A Rolling Home Gathers No Taxes But Lottsa Oppurtunity

Had a born again experience back in '76, signed over everything and was reborn as either a totally broken loser or a budding working class experiment. Either way the grocery store wasn't giving away peanut butter so...Fortunately real estate prices were about to take a nose dive around '80 [guess all those years of prayer worked] and i'd have a few years to build up a small down payment. Meanwhile everybody living in a rainforest needs a roof so i bought a great old '50 Chevy school bus that had all the RV gear but needed gutting. That, plus other carpentry jobs took the first year. The Bus morphed into mosta the down payment 4 years later when my daughter and i found a place to make our stand.

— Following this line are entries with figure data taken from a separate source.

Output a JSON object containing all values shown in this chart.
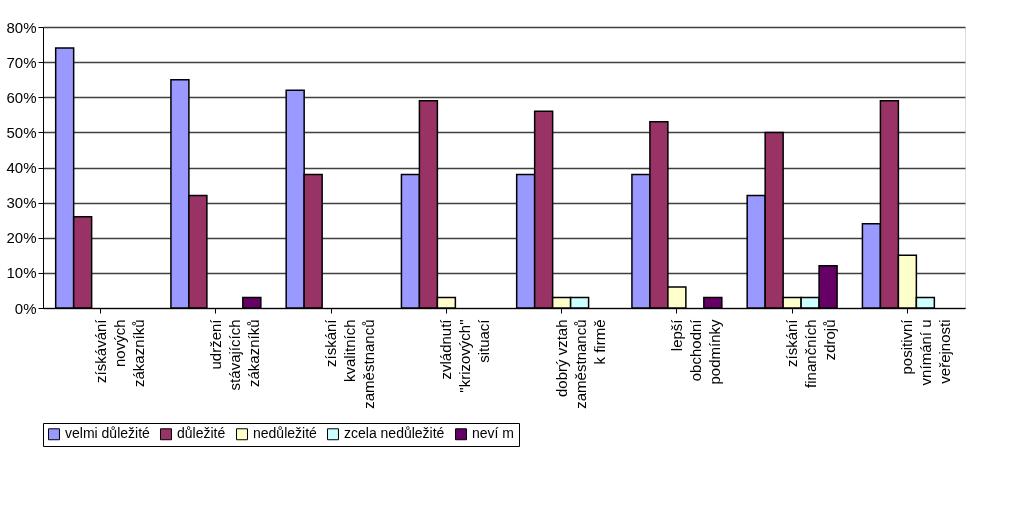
{
  "chart_data": {
    "type": "bar",
    "categories": [
      "získávání\nnových\nzákazníků",
      "udržení\nstávajících\nzákazníků",
      "získání\nkvalitních\nzaměstnanců",
      "zvládnutí\n\"krizových\"\nsituací",
      "dobrý vztah\nzaměstnanců\nk firmě",
      "lepší\nobchodní\npodmínky",
      "získání\nfinančních\nzdrojů",
      "positivní\nvnímání u\nveřejnosti"
    ],
    "series": [
      {
        "name": "velmi důležité",
        "color": "#9999ff",
        "values": [
          74,
          65,
          62,
          38,
          38,
          38,
          32,
          24
        ]
      },
      {
        "name": "důležité",
        "color": "#993366",
        "values": [
          26,
          32,
          38,
          59,
          56,
          53,
          50,
          59
        ]
      },
      {
        "name": "nedůležité",
        "color": "#ffffcc",
        "values": [
          null,
          null,
          null,
          3,
          3,
          6,
          3,
          15
        ]
      },
      {
        "name": "zcela nedůležité",
        "color": "#ccffff",
        "values": [
          null,
          null,
          null,
          null,
          3,
          null,
          3,
          3
        ]
      },
      {
        "name": "neví m",
        "color": "#660066",
        "values": [
          null,
          3,
          null,
          null,
          null,
          3,
          12,
          null
        ]
      }
    ],
    "ylim": [
      0,
      80
    ],
    "yticks": [
      {
        "value": 0,
        "label": "0%"
      },
      {
        "value": 10,
        "label": "10%"
      },
      {
        "value": 20,
        "label": "20%"
      },
      {
        "value": 30,
        "label": "30%"
      },
      {
        "value": 40,
        "label": "40%"
      },
      {
        "value": 50,
        "label": "50%"
      },
      {
        "value": 60,
        "label": "60%"
      },
      {
        "value": 70,
        "label": "70%"
      },
      {
        "value": 80,
        "label": "80%"
      }
    ],
    "grid": "y",
    "legend": "bottom"
  }
}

Buying a solid old RV that doesn't leak and whose appliances work, just like the bus was in '76, is still a great first step for the committed corporate resister. You can work on it as you roll from job to construction job or farm to farm. It's an inexpensive rolling roof that, once beautified, could be a nestegg or a first hogan whereever you find to make your stand. There are thousands of potentially resurectable RVs out there for a couple grand apeice. If you're an American, the great southwest desert, because of its aridity, is one place to look. If you're Canadian your best bet would be Alberta, the closest thing to Arizona we've got up here.

If you're retired like me, an old RV is a good way to downsize and enjoy the fruit of all those years of sweat plus way to keep busy as any an old RV owner will tell ya. If you're middle age it's a great way to make a new start, to re-test the wind, to live your dreams again. And if you're young, it's the best way to disappear into the underground economy, to disappear from the tax collecter, the cencus, the banks...seasonal agriculture, construction projects, living on the road, all perfect ways for younger folks to connect their roots with their dreams.

The road divides for the rolling home, one path leads to the life of the vagabond, one to the life of the homesteader. For me it was an easy choice. The call of owning, building, farming my own bit of dirt was the loudest siren's song of all. We made it, though in the first buncha years it was barely. No matter where you stake your claim, unless you're born with a silver spoon, it's gonna seem impossible to round up a down payment, impossibler yet to build a home however small, clear land or develop a garden. Up here in BC many oldtimers rolled into the budding green economy as a way to mitigate the mortage and turn their green cash into building their dreams.

Take a look around, the rich rule, the rest drool. One of the only commodities a country boy can produce that commands a decent income for the work invested is weed. Every state and province has its own weed industry, most every rural area is next door to the wide open spaces. If you're lookin to bootstrap your way to owning a bit of dirt check out the green economy.